Khankan responded that the project was not about exclusion, but making women feel more welcome in mosques. And on the subject of female imams, she said there was clearly “an Islamic tradition allowing women to be imams” and that criticism was founded on ignorance.

Over the coming weeks, the drive to site Britain's first female-led mosque in Bradford will begin in earnest, with the hope that it also forces the established system to look again at how women are treated in these all-important places of worship.

For women such as Nabeelah Hafeez, the day when Bradford's women-led mosque joins its counterpart in Copenhagen cannot come soon enough. “It is clear that there is a need to reform our mosques, focusing on better governance with equal representation for men and women at leadership level. There should be proper facilities for women and a focus on the involvement of women in all aspects of the mosque, including the inclusivity of women within the main prayer hall,” she says.

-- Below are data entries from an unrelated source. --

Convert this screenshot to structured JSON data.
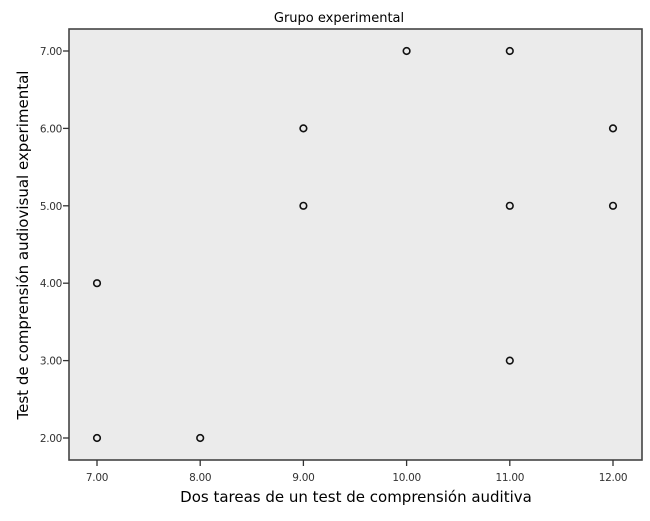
{
  "chart_data": {
    "type": "scatter",
    "title": "Grupo experimental",
    "xlabel": "Dos tareas de un test de comprensión auditiva",
    "ylabel": "Test de comprensión audiovisual experimental",
    "xlim": [
      7,
      12
    ],
    "ylim": [
      2,
      7
    ],
    "x_ticks": [
      "7.00",
      "8.00",
      "9.00",
      "10.00",
      "11.00",
      "12.00"
    ],
    "y_ticks": [
      "2.00",
      "3.00",
      "4.00",
      "5.00",
      "6.00",
      "7.00"
    ],
    "grid": false,
    "legend": null,
    "points": [
      {
        "x": 7,
        "y": 4
      },
      {
        "x": 7,
        "y": 2
      },
      {
        "x": 8,
        "y": 2
      },
      {
        "x": 9,
        "y": 6
      },
      {
        "x": 9,
        "y": 5
      },
      {
        "x": 10,
        "y": 7
      },
      {
        "x": 11,
        "y": 7
      },
      {
        "x": 11,
        "y": 5
      },
      {
        "x": 11,
        "y": 3
      },
      {
        "x": 12,
        "y": 6
      },
      {
        "x": 12,
        "y": 5
      }
    ],
    "colors": {
      "plot_background": "#ebebeb",
      "frame": "#444444",
      "marker": "#111111"
    }
  }
}
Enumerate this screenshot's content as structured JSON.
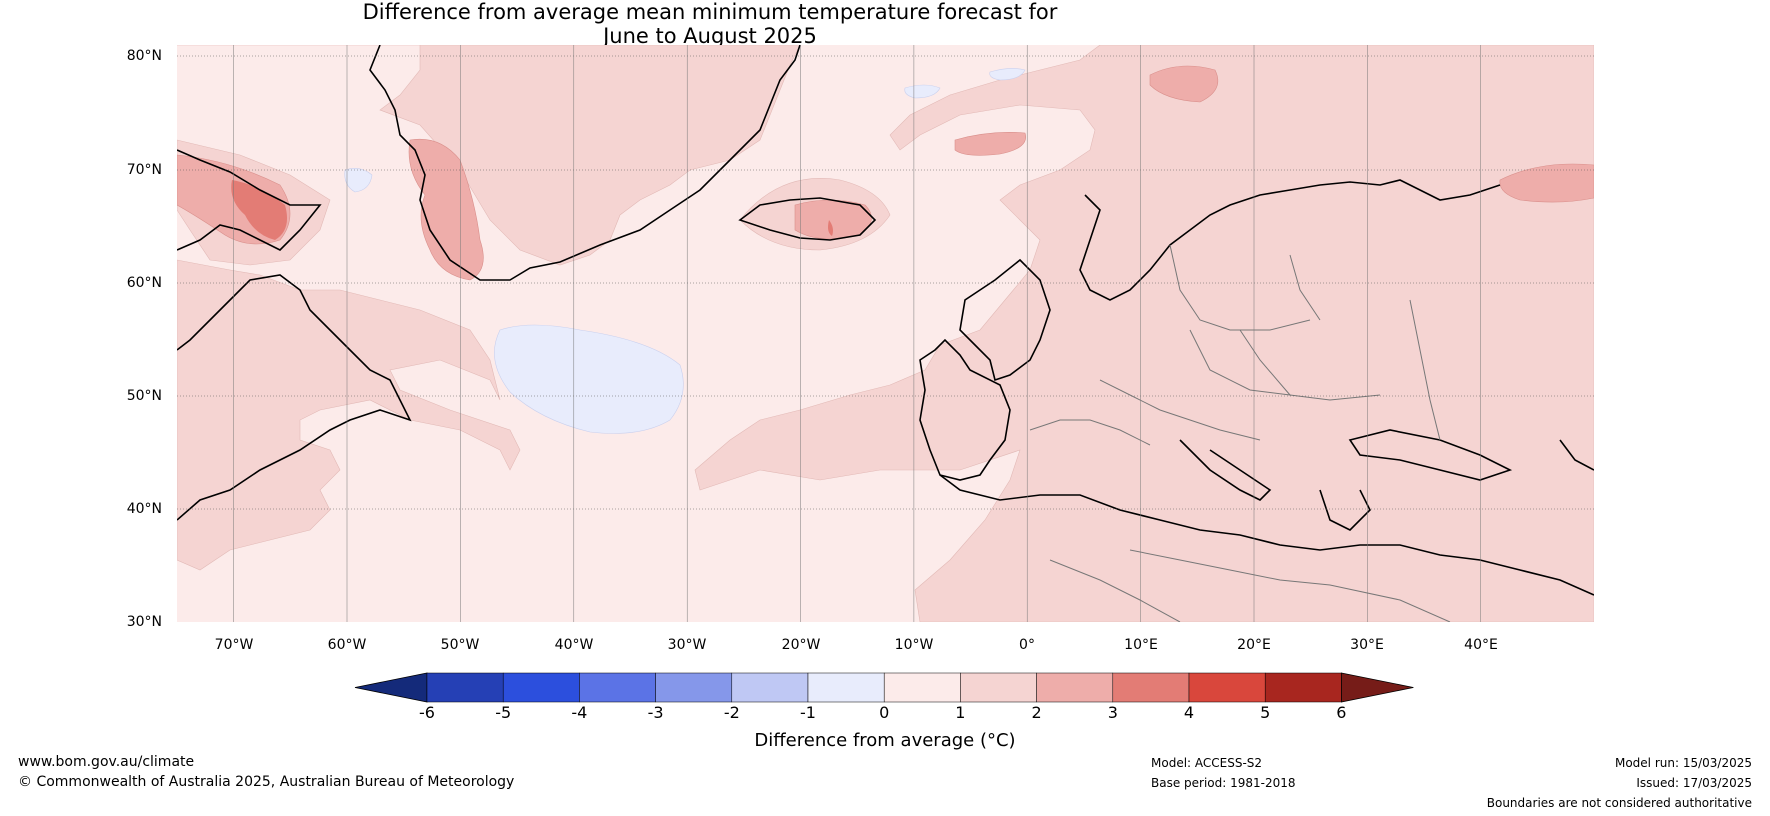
{
  "title": {
    "line1": "Difference from average mean minimum temperature forecast for",
    "line2": "June to August 2025"
  },
  "map": {
    "region": "North Atlantic and Europe",
    "projection": "plate carree",
    "lat_labels": [
      "80°N",
      "70°N",
      "60°N",
      "50°N",
      "40°N",
      "30°N"
    ],
    "lon_labels": [
      "70°W",
      "60°W",
      "50°W",
      "40°W",
      "30°W",
      "20°W",
      "10°W",
      "0°",
      "10°E",
      "20°E",
      "30°E",
      "40°E"
    ],
    "lat_range": [
      30,
      81
    ],
    "lon_range": [
      -75,
      50
    ],
    "gridlines": true,
    "dominant_anomaly": "0 to 1 over ocean, 1 to 2 over most land",
    "features": [
      {
        "name": "Greenland west coast",
        "anomaly": "2 to 3"
      },
      {
        "name": "Baffin Island",
        "anomaly": "3 to 4"
      },
      {
        "name": "Iceland",
        "anomaly": "2 to 3"
      },
      {
        "name": "North Atlantic near 45°W 50°N",
        "anomaly": "-1 to 0"
      },
      {
        "name": "Svalbard",
        "anomaly": "2 to 3"
      },
      {
        "name": "Kola / NW Russia",
        "anomaly": "2 to 3"
      }
    ]
  },
  "colorbar": {
    "label": "Difference from average (°C)",
    "ticks": [
      "-6",
      "-5",
      "-4",
      "-3",
      "-2",
      "-1",
      "0",
      "1",
      "2",
      "3",
      "4",
      "5",
      "6"
    ],
    "colors": [
      "#142a7a",
      "#2540b5",
      "#2c4fdd",
      "#5b73e6",
      "#8597ea",
      "#bfc8f4",
      "#e8ecfc",
      "#fcebea",
      "#f5d4d2",
      "#eeadaa",
      "#e37c75",
      "#d9473c",
      "#a8261f",
      "#761c18"
    ],
    "extend": "both"
  },
  "footer": {
    "website": "www.bom.gov.au/climate",
    "copyright": "© Commonwealth of Australia 2025, Australian Bureau of Meteorology",
    "model": "Model: ACCESS-S2",
    "base_period": "Base period: 1981-2018",
    "model_run": "Model run: 15/03/2025",
    "issued": "Issued: 17/03/2025",
    "disclaimer": "Boundaries are not considered authoritative"
  }
}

What might be most surprising is that Britain and Europe lag behind other countries: China has had women-only mosques for a long time, and it's more than a year since the opening of the Women's Mosque of America in California. Its founder, M Hasna Maznavi, told MuslimGirl.net that it was not only about providing a safe space for women, but also about empowerment. She said: “We want women to come here, gain inspiration, and go back to their mosques with that inspiration. We want these women to join the boards at their mosques, and bring all the things that they learned from us – strength and empowerment – to their mosques and make them better.”

The opening of Britain's first women-led mosque might just herald a sea-change in the way mosques and Islam are perceived, with Bradford's Muslim women no longer being seen as “the enemy within”, but rather as agents for change and reform.